Separately, when we checked Numbeo’s Crime Index by Country for 2025, we found that Pakistan, India, and the US are ranked 83, 81, and 59, respectively. The respective Crime and Safety indices are 43.7 and 56.3 for Pakistan, 44.3 and 55.7 for India, and 49.2 and 50.8 for the US.

It is interesting to note that according to a 2017 article by The Local, a Swedish man called Linus Trulsson conducted an experiment to prove that online crowdsourced databases are unreliable. It says he managed to pull the “sleepy” university town of Lund to the top of the list as the world’s most dangerous city by giving it “the worst possible ranking in all of the review categories, multiple times”.

Trulsson did so after he saw “stories being spread on Twitter about crime” in Malmö and after journalist Kolbjörn Guwallius spoke about dubious ranking websites, the publication wrote.

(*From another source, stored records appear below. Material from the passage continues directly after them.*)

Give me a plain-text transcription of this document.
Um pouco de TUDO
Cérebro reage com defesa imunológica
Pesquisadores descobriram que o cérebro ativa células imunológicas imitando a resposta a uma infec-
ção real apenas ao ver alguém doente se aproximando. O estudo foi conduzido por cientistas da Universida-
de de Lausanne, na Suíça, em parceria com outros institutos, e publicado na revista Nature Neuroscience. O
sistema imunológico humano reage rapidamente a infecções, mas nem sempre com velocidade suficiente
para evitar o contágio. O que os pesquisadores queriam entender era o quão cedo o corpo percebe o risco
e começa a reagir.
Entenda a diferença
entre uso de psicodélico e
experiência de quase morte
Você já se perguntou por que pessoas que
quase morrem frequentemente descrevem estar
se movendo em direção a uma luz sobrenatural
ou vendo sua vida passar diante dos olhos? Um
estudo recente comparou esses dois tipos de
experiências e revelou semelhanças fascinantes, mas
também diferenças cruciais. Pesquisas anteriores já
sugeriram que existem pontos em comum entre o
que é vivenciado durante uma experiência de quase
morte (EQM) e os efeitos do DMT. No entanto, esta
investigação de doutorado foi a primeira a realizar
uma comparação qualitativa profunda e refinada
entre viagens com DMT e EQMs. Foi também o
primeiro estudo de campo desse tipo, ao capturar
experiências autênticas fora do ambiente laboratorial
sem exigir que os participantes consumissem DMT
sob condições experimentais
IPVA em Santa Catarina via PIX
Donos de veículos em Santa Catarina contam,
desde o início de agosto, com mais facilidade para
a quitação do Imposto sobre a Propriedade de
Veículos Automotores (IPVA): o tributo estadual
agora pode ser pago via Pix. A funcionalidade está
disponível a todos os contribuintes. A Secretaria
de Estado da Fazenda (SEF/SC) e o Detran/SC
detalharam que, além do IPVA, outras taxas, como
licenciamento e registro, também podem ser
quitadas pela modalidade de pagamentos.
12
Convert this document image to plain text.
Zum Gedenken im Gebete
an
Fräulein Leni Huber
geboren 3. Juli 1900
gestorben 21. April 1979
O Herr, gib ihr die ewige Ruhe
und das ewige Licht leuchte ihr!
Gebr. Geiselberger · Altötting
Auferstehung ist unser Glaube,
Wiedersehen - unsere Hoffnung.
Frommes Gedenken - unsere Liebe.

When we searched if other media outlets accredited by the International Fact-Checking Network (IFCN) had looked into Numbeo, we found that Myth Detector, Africa Check, AFP Fact Check and its French version, and ANNIE Lab have drawn similar conclusions in their respective investigations.

Africa Check quoted Numbeo founder and CEO Mladen Adamovic as stating that his website did not claim that the index ranked the world’s most dangerous cities. “For as long as I remember, we haven’t suggested that,” he said, according to the publication.

Soch Fact Check, therefore, rates the claim false as the index is unreliable due to its crowdsourced content and a lack of transparency regarding its contributors and methodology.

Virality

Soch Fact Check found one of the most viral posts on Facebook here.

The claim was also posted on Threads here.

Conclusion: The statistics are from Numbeo, a website that provides the listing based on perceptions and opinions crowdsourced through a brief survey, not actual official data. Therefore, it is an unreliable source of rankings.